Sunday, May 15, 2011

Arthur Machen’s The Hill of Dreams

Arthur Machen is known (insofar as he is known at all) as a writer of supernatural fiction, and is sometimes considered to be a representative of Late Victorian Gothic. Whether his novel The Hill of Dreams is really a novel of the supernatural is hard to say.

The hero is Lucian Taylor, the son of an impoverished English country clergyman. In adolescence Lucian has a mystical, visionary experience in the remains of an old Roman fort. Whether he has really come into contact with occult forces that linger there, or whether the visionary experience comes entirely from within, is never specified and in the end it really doesn’t matter. What matters is that Lucian, who is already obsessed with “useless reading and unlikely knowledge”, feels himself from this point on to be set apart from the rest of humanity. He dreams of becoming a writer.

The Hill of Dreams is a book about books, and the writing of books. It’s a book about visionary experiences. It’s also a book about a young man whose entire life is taken over by such experiences.
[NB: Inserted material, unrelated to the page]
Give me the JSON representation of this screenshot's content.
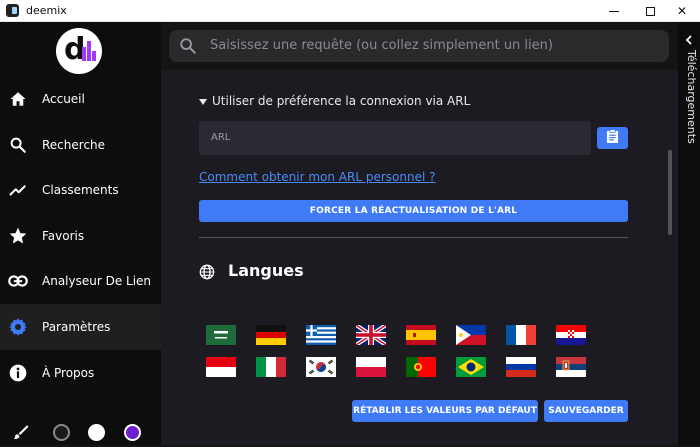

He becomes more and more cut off from the general run of humanity, and from what ordinary people consider to be reality.

This is also very much a decadent book, and can be considered to be one of the finest flowerings of the English Decadence, even though that movement is generally considered to have run its course by the time it was published in 1907. The writing is gorgeous, highly charged and subtly erotic. The whole book has an intensely visionary quality. There’s a sense of another reality intersecting our everyday reality. This other reality cannot be perceived by everyone, but for those attuned to such things it may be more real than everyday reality.

This is an absolutely superb book. One of the most exciting books I’ve read in a long time. Very highly recommended.